Since 2021, the CCI has been investigating Apple Inc. for potentially abusing its dominant position in the app industry by requiring developers to utilize its exclusive in-app purchase mechanism.

According to a 142-page assessment from the CCI’s investigations arm, Apple has “significant influence” over how digital goods and services reach customers, particularly through its iOS platform and App Store.

On June 24, 2024, a CCI unit’s report stated that app developers were forced to comply with Apple’s discriminatory terms.

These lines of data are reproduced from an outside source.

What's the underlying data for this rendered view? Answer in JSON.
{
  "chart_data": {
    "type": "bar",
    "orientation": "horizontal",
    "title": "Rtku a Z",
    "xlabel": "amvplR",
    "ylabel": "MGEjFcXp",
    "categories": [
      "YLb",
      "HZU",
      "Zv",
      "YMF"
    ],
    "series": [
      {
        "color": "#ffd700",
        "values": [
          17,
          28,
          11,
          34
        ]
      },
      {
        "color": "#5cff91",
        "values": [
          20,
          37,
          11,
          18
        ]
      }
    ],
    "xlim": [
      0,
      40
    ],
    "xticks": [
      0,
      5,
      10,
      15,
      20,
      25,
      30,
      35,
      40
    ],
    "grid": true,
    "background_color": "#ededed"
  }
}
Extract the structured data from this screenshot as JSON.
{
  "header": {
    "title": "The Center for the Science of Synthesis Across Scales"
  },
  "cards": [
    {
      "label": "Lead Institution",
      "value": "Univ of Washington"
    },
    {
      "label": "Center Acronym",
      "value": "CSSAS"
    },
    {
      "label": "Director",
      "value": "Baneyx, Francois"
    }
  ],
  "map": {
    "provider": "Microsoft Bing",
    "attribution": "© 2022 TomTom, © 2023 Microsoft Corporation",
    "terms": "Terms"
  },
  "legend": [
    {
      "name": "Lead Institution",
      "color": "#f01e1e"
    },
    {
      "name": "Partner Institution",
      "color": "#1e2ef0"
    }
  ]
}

These included a requirement to use Apple’s own billing and payment system because the App Store is considered an essential trading partner.

Match, the owner of Tinder, and Indian entrepreneurs have been embroiled in an antitrust dispute with Apple before the CCI since 2022. Last year, investigators released a report claiming that the U.S. smartphone manufacturer had participated in “abusive conduct” on the app market of its iPhone operating system, iOS.

Another report from Cryptoplitan revealed that CCI scrutinized Apple’s policy of prohibiting third-party payment processors for in-app purchases and requiring developers to use Apple’s own system, with costs of up to 30%.

Apple denied any wrongdoing, including any penalties. As for today, the CCI has not yet rendered a final ruling in the matter.

On 23 April 2025, European Commission officials fined Apple €500 million (approximately $586 million) and €200 million (approximately $232 million), respectively, for breaking “anti-steering” regulations.

The Commission found that developers were unable to offer users more affordable options outside of Apple’s ecosystem due to the constraints of the App Store contract.

In 2022, Apple was fined up to $13.7 million in Russia for alleged “anti-steering.” Russian regulators deemed its App Store payment limits anti-competitive. 

According to legal experts, Apple might find it challenging to reverse India’s well-crafted legislative framework.